The secret feeling, that we don't tell anyone!

We're told we're so brave! I've been told that many, many times... But there's a hidden truth behind every smile!

Only you can really hear it! It's the sound of your heart breaking, when it get's too loud you'll run and hide to let the tears flow down your cheeks. You're not feeling brave, you are terrified! Throughout surgeries and treatments, you want everyone else to be brave and strong. But that feeling is always there... What if I never see you again!

I live overseas from my friends. I grew up in England and moved to the US when I was 19! - I've lost touch with my family (mother and 3 sisters) that can't be changed because they have told me clearly that they don't want to be a part of my life! I asked for my childhood photos, but they refuse to send any to me. - To them I am already gone!

But I have friends that have been right by my side every step of the way, both here in the US and back home!

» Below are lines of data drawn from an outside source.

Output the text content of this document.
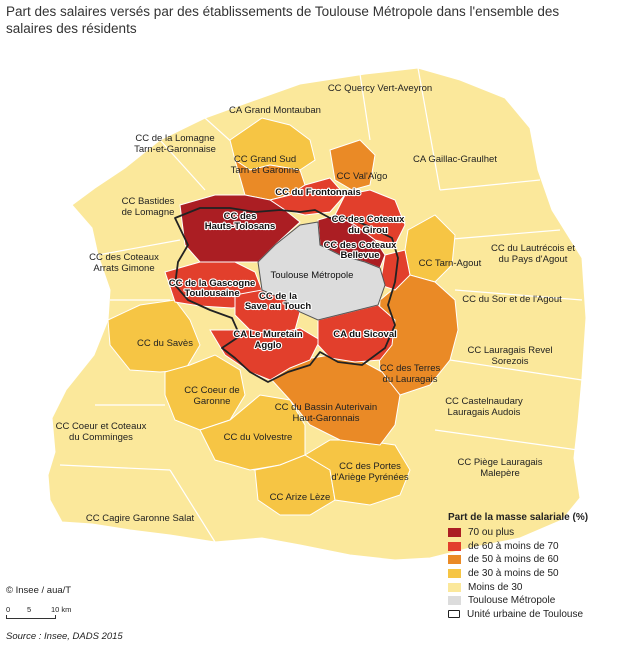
Part des salaires versés par des établissements de Toulouse Métropole dans l'ensemble des salaires des résidents
CC Quercy Vert-Aveyron
CA Grand Montauban
CC de la Lomagne
Tarn-et-Garonnaise
CA Gaillac-Graulhet
CC Grand Sud
Tarn et Garonne
CC Val'Aïgo
CC du Frontonnais
CC Bastides
de Lomagne	CC des
Hauts-Tolosans
CC des Coteaux
du Girou
CC des Coteaux
Bellevue
CC du Lautrécois et
du Pays d'Agout
CC des Coteaux
Arrats Gimone	CC Tarn-Agout
Toulouse Métropole
CC de la Gascogne
Toulousaine CC de la
Save au Touch
CC du Sor et de l'Agout
CC du Savès
CA Le Muretain
Agglo
CA du Sicoval
CC Lauragais Revel
Sorezois
CC des Terres
du Lauragais
CC Coeur de
Garonne	CC Castelnaudary
Lauragais Audois
CC du Bassin Auterivain
Haut-Garonnais
CC Coeur et Coteaux
du Comminges	CC du Volvestre
CC Piège Lauragais
Malepère
CC des Portes
d'Ariège Pyrénées
CC Arize Lèze
CC Cagire Garonne Salat	Part de la masse salariale (%)
70 ou plus
de 60 à moins de 70
de 50 à moins de 60
de 30 à moins de 50
Moins de 30
Toulouse Métropole
Unité urbaine de Toulouse
© Insee / aua/T
0 5	10 km
Source : Insee, DADS 2015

The last time I saw my friends back home we were all laughing like schoolgirls so loud that people stared and laughed too! - I can't think about that night without crying... "What if I never see them again?" I'd have hugged longer and looked into their eyes trying to remember every detail of their happy faces.

6 months ago I didn't know what Invasive Lobular Carcinoma really meant. Breast Cancer was Breast Cancer! But, it isn't... It's a life changing experience. It's a thief of dreams! I might not be able to afford to see them again!

They say it's a small world, but it feels like it's swallowing me up and bigger than it ever was! Or in Simpler terms... England seems like it's a million miles away!